Бендзинский не слишком это приветствовал. Он видел здесь признаки бунта против самого себя и желание стать независимым. И он был прав. Эмоциональная жизнь Гневоша после преодоления апатии сводилась к двум желаниям — чтить умершую и освободиться от влияния «благотворителя и опекуна». Их взаимные отношения заметно охладились. К тому же в медиумизме Янека наступил период значительного застоя, причину которого Бендзинский усматривал в «пагубном влиянии идиотского романа с этой экзальтированной Шлёнской — упокой, Господи, ее душу».

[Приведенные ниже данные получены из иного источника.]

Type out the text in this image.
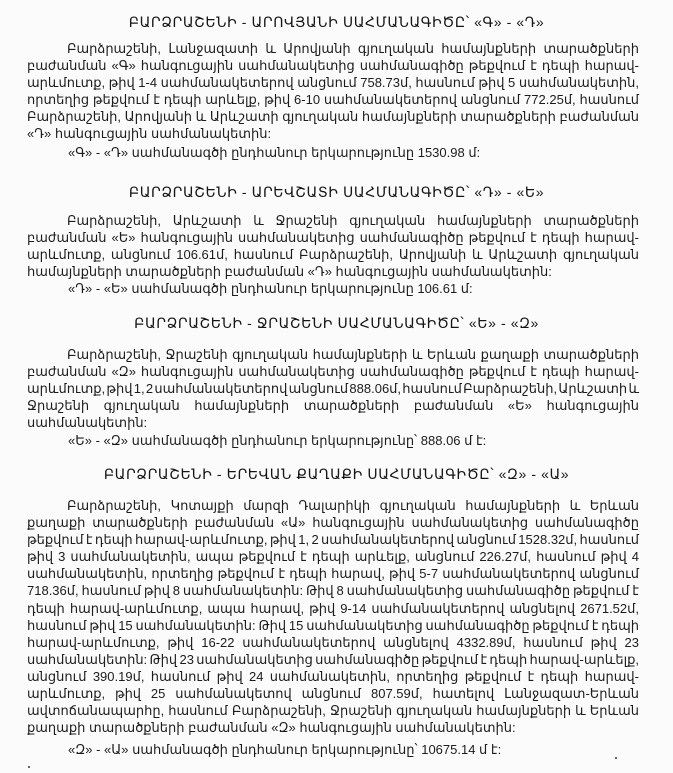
ԲԱՐՁՐԱՇԵՆԻ - ԱՐՈՎՅԱՆԻ ՍԱՀՄԱՆԱԳԻԾԸ՝ «Գ» - «Դ»
Բարձրաշենի, Լանջազատի և Արովյանի գյուղական համայնքների տարածքների
բաժանման «Գ» հանգուցային սահմանակետից սահմանագիծը թեքվում է դեպի հարավ-
արևմուտք, թիվ 1-4 սահմանակետերով անցնում 758.73մ, հասնում թիվ 5 սահմանակետին,
որտեղից թեքվում է դեպի արևելք, թիվ 6-10 սահմանակետերով անցնում 772.25մ, հասնում
Բարձրաշենի, Արովյանի և Արևշատի գյուղական համայնքների տարածքների բաժանման
«Դ» հանգուցային սահմանակետին:
«Գ» - «Դ» սահմանագծի ընդհանուր երկարությունը 1530.98 մ:
ԲԱՐՁՐԱՇԵՆԻ - ԱՐԵՎՇԱՏԻ ՍԱՀՄԱՆԱԳԻԾԸ՝ «Դ» - «Ե»
Բարձրաշենի, Արևշատի և Ջրաշենի գյուղական համայնքների տարածքների
բաժանման «Ե» հանգուցային սահմանակետից սահմանագիծը թեքվում է դեպի հարավ-
արևմուտք, անցնում 106.61մ, հասնում Բարձրաշենի, Արովյանի և Արևշատի գյուղական
համայնքների տարածքների բաժանման «Դ» հանգուցային սահմանակետին:
«Դ» - «Ե» սահմանագծի ընդհանուր երկարությունը 106.61 մ:
ԲԱՐՁՐԱՇԵՆԻ - ՋՐԱՇԵՆԻ ՍԱՀՄԱՆԱԳԻԾԸ՝ «Ե» - «Զ»
Բարձրաշենի, Ջրաշենի գյուղական համայնքների և Երևան քաղաքի տարածքների
բաժանման «Զ» հանգուցային սահմանակետից սահմանագիծը թեքվում է դեպի հարավ-
արևմուտք, թիվ 1, 2 սահմանակետերով անցնում 888.06մ, հասնում Բարձրաշենի, Արևշատի և
Ջրաշենի գյուղական համայնքների տարածքների բաժանման «Ե» հանգուցային
սահմանակետին:
«Ե» - «Զ» սահմանագծի ընդհանուր երկարությունը՝ 888.06 մ է:
ԲԱՐՁՐԱՇԵՆԻ - ԵՐԵՎԱՆ ՔԱՂԱՔԻ ՍԱՀՄԱՆԱԳԻԾԸ՝ «Զ» - «Ա»
Բարձրաշենի, Կոտայքի մարզի Դալարիկի գյուղական համայնքների և Երևան
քաղաքի տարածքների բաժանման «Ա» հանգուցային սահմանակետից սահմանագիծը
թեքվում է դեպի հարավ-արևմուտք, թիվ 1, 2 սահմանակետերով անցնում 1528.32մ, հասնում
թիվ 3 սահմանակետին, ապա թեքվում է դեպի արևելք, անցնում 226.27մ, հասնում թիվ 4
սահմանակետին, որտեղից թեքվում է դեպի հարավ, թիվ 5-7 սահմանակետերով անցնում
718.36մ, հասնում թիվ 8 սահմանակետին: Թիվ 8 սահմանակետից սահմանագիծը թեքվում է
դեպի հարավ-արևմուտք, ապա հարավ, թիվ 9-14 սահմանակետերով անցնելով 2671.52մ,
հասնում թիվ 15 սահմանակետին: Թիվ 15 սահմանակետից սահմանագիծը թեքվում է դեպի
հարավ-արևմուտք, թիվ 16-22 սահմանակետերով անցնելով 4332.89մ, հասնում թիվ 23
սահմանակետին: Թիվ 23 սահմանակետից սահմանագիծը թեքվում է դեպի հարավ-արևելք,
անցնում 390.19մ, հասնում թիվ 24 սահմանակետին, որտեղից թեքվում է դեպի հարավ-
արևմուտք, թիվ 25 սահմանակետով անցնում 807.59մ, հատելով Լանջազատ-Երևան
ավտոճանապարհը, հասնում Բարձրաշենի, Ջրաշենի գյուղական համայնքների և Երևան
քաղաքի տարածքների բաժանման «Զ» հանգուցային սահմանակետին:
«Զ» - «Ա» սահմանագծի ընդհանուր երկարությունը՝ 10675.14 մ է:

Но с Гневошом на эту тему он не обмолвился ни словом, как будто бы трагическое происшествие вообще не имело места. Это упорное замалчивание, это холодное игнорирование его чувств задевали Гневоша сильнее всего. Он начал ненавидеть доктора и его эксперименты — они стали для него синонимом цепей, в которые была закована его молодая жизнь. Со временем, кроме своего «импресарио» и опекуна в одном лице, в своих несчастьях он стал винить укрытые силы потустороннего мира, которые избрали его, Яна Гневоша, инструментом для своих темных, часто капризных, иногда гротескных целей. Именно они, казалось, управляли его судьбой, и сколько бы он не пытался освободиться от их влияния и руководствоваться собственными чувствами и желаниями, они возвращали его с пути и напоминали ему об «истинных» его задачах и обязанностях. Дважды они уже дали ему почувствовать свою волю: в первый раз — отстраняя от него дочь садовника, во второй раз — жестоко уничтожив бесценную жизнь Кристины.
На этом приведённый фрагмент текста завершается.